How do SOA Records Work?
The SOA records are the basis of the DNS zone files. The DNS structure is a decentralized, hierarchical system, with the SOA resource records at the top and the slave or secondary servers at the bottom.
While there are many name servers, they do not supply information to random servers but name servers in an allocated zone.
For this reason, DNS servers handle zone files which are text files that contain a zone’s DNS records. Each zone file must have an SOA record to determine the various authoritative servers for that domain.
This process makes it the Start of Authority by providing information on whether or not a server is authoritative enough to handle a query.
The SOA’s mode of operation makes it essential to the DNS system. Rather than one server bearing the brunt of all queries, they’re spread among many servers. A zone transfer must be done regularly to keep the zone files updated on all servers.
To do this, the servers at the lowest hierarchy sync their data with the primary servers at the top of the DNS system. The SOA record governs how the zone transition takes place.
The SOA Record Structure
The SOA record has several fields containing relevant information that helps it function.
We’ll take a look at them shortly.
This is the domain name of the primary (master) name server for a specific zone.
This field contains the email address of the domain administrator. When formatting the email address, you must exclude the @ symbol and replace it with a period (.).
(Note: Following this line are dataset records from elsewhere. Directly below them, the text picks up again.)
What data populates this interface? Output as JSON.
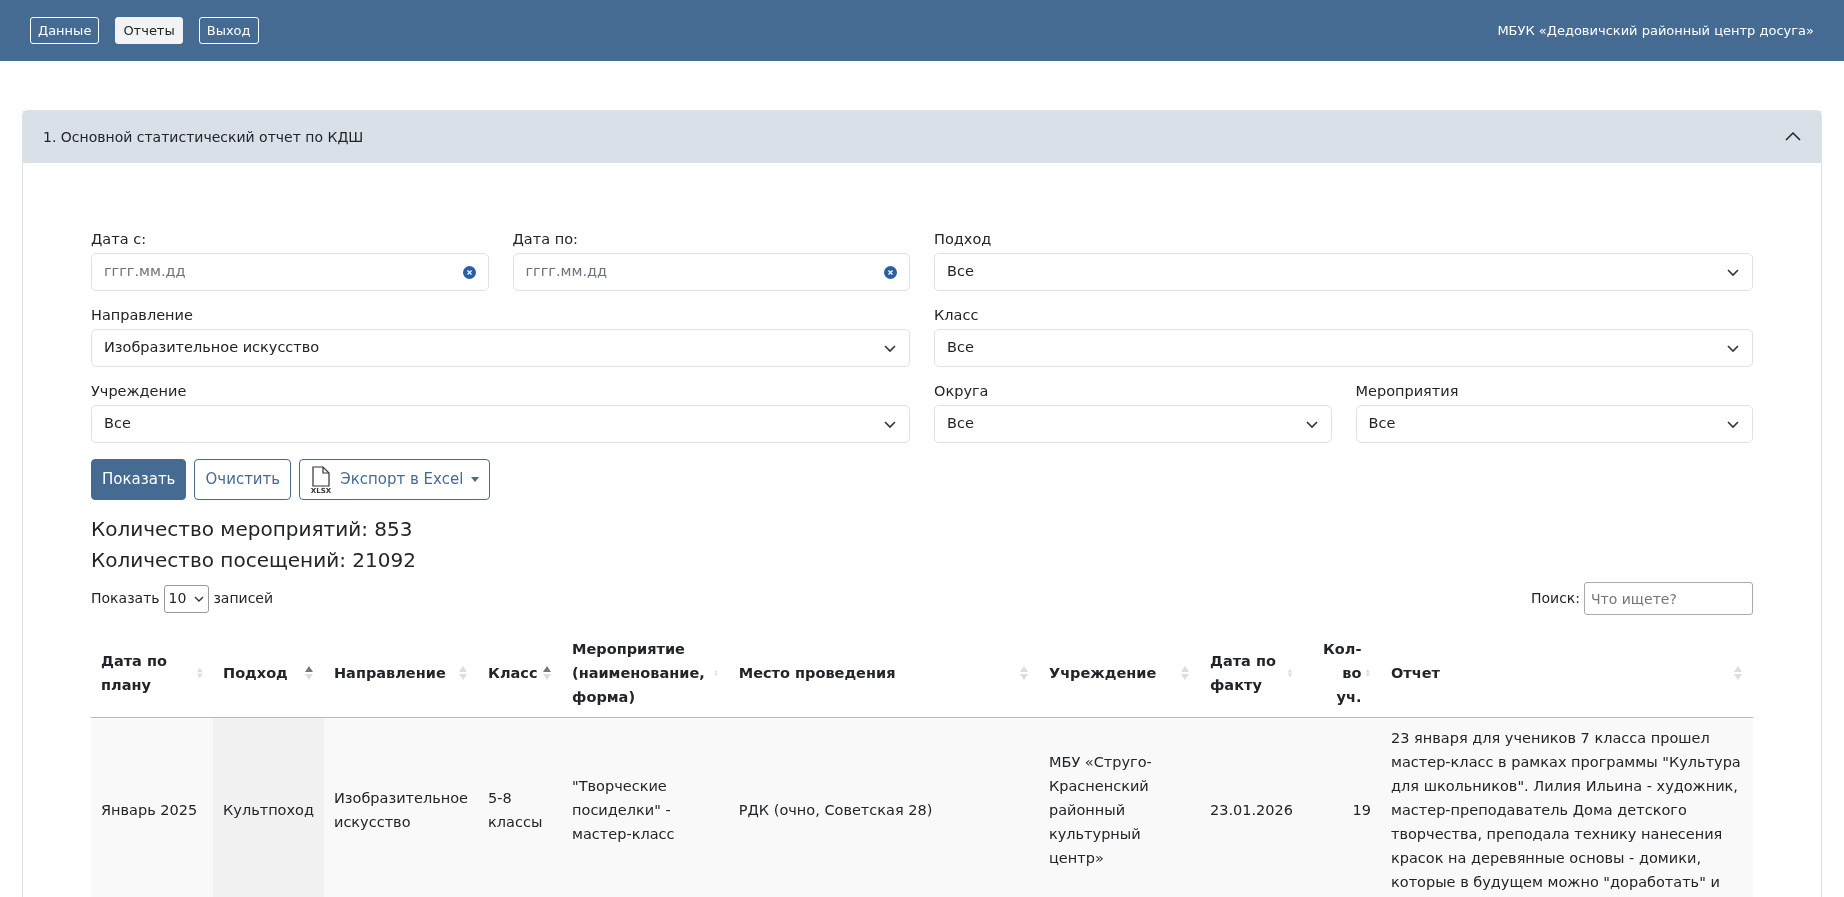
{
  "navbar": {
    "buttons": [
      {
        "label": "Данные",
        "selected": false
      },
      {
        "label": "Отчеты",
        "selected": true
      },
      {
        "label": "Выход",
        "selected": false
      }
    ],
    "org": "МБУК «Дедовичский районный центр досуга»"
  },
  "report": {
    "title": "1. Основной статистический отчет по КДШ",
    "expanded": true,
    "filters": [
      {
        "kind": "date",
        "label": "Дата с:",
        "placeholder": "гггг.мм.дд"
      },
      {
        "kind": "date",
        "label": "Дата по:",
        "placeholder": "гггг.мм.дд"
      },
      {
        "kind": "select",
        "label": "Подход",
        "value": "Все"
      },
      {
        "kind": "select",
        "label": "Направление",
        "value": "Изобразительное искусство"
      },
      {
        "kind": "select",
        "label": "Класс",
        "value": "Все"
      },
      {
        "kind": "select",
        "label": "Учреждение",
        "value": "Все"
      },
      {
        "kind": "select",
        "label": "Округа",
        "value": "Все"
      },
      {
        "kind": "select",
        "label": "Мероприятия",
        "value": "Все"
      }
    ],
    "buttons": [
      {
        "kind": "primary",
        "label": "Показать"
      },
      {
        "kind": "outline",
        "label": "Очистить"
      },
      {
        "kind": "export",
        "label": "Экспорт в Excel",
        "icon_label": "XLSX"
      }
    ],
    "counts": [
      "Количество мероприятий: 853",
      "Количество посещений: 21092"
    ],
    "length": {
      "before": "Показать",
      "value": "10",
      "after": "записей"
    },
    "search": {
      "label": "Поиск:",
      "placeholder": "Что ищете?"
    },
    "table": {
      "columns": [
        {
          "label": "Дата по плану",
          "sorted": false
        },
        {
          "label": "Подход",
          "sorted": true,
          "highlighted": true
        },
        {
          "label": "Направление",
          "sorted": false
        },
        {
          "label": "Класс",
          "sorted": true
        },
        {
          "label": "Мероприятие (наименование, форма)",
          "sorted": false
        },
        {
          "label": "Место проведения",
          "sorted": false
        },
        {
          "label": "Учреждение",
          "sorted": false
        },
        {
          "label": "Дата по факту",
          "sorted": false
        },
        {
          "label": "Кол-во уч.",
          "sorted": false
        },
        {
          "label": "Отчет",
          "sorted": false
        }
      ],
      "rows": [
        [
          "Январь 2025",
          "Культпоход",
          "Изобразительное искусство",
          "5-8 классы",
          "\"Творческие посиделки\" - мастер-класс",
          "РДК (очно, Советская 28)",
          "МБУ «Струго-Красненский районный культурный центр»",
          "23.01.2026",
          "19",
          "23 января для учеников 7 класса прошел мастер-класс в рамках программы \"Культура для школьников\". Лилия Ильина - художник, мастер-преподаватель Дома детского творчества, преподала технику нанесения красок на деревянные основы - домики, которые в будущем можно \"доработать\" и"
        ]
      ]
    }
  }
}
The period separates the username from the domain.
In cases where you have a period before the @ symbol in the main address, you must replace it with a backslash (\).
When you’ve effected the changes, this email — firstname.lastname@example.org becomes this — sample.scalahosting.com. And, email@example.com becomes, blog\.sample.scalahosting.com.
In essence, the email address is written in DNS format, not email format.
This is the serial number to a specific zone. It is a timestamp that changes each time you update your zone files.
When a secondary name server observes an increase in the number, it initiates zone transfers using that value to update its copy of the zone.
Anytime you change the zone files, you must overwrite the serial number using any of the following methods.
Increment it by one integer – If your current SOA serial number is 105, change it to 106 when you make a change to the file data.
If you don’t alter the values, the domain’s secondary name servers won’t update their copy of the database, causing both primary (master) and secondary (slave) servers to be out of sync.
Use the date format – The acceptable date format is YYYYMMDDVV.
Where each of them means :
- Y = Year
- M = Month
- D = Date
- V = Version number
This format is easy to manage, and you can identify the date you made the change on the serial number. When you make changes on the same day, you increase the version number by one integer. On a new day, the version number resets to 00.
The refresh rate specifies the time lag (in seconds) when a secondary server queries for an updated copy of the zone file. A typical value is 86400.
If the query goes unanswered, the Retry field regulates the next refresh attempt.
This signifies how long the secondary server should wait before requesting a zone transfer again. This rate is significantly lower than the last refresh rate value. A typical value is 7200
The expire time specifies the upper time limit (in seconds) of how long a secondary server should hold on to a zone file data before discarding.
This happens when the secondary server doesn’t receive any feedback from the primary servers. The Expire value determines how long to use that zone file before the server considers it as non-authoritative.
Minimum (default) TTL
This field specifies the minimum time to live (TTL) value for all resource records in the zone file. The TTL informs other servers on the duration to keep data in the cache before discarding it.
The default value is 3600 seconds.
How to Check an SOA Record
You can check your website’s SOA record in multiple ways. The most popular method is through a web service like Google Public DNS.
With the web service lookup tools, the process is straightforward. You’ll simply enter the website name on the tool page to receive a result.
Usually, you’ll get results only on A Records, but if you edit the appropriate field and select SOA, you should get the correct information.
Other tools you can use are Whatsmydns.net, MxToolbox, and DNS Checker.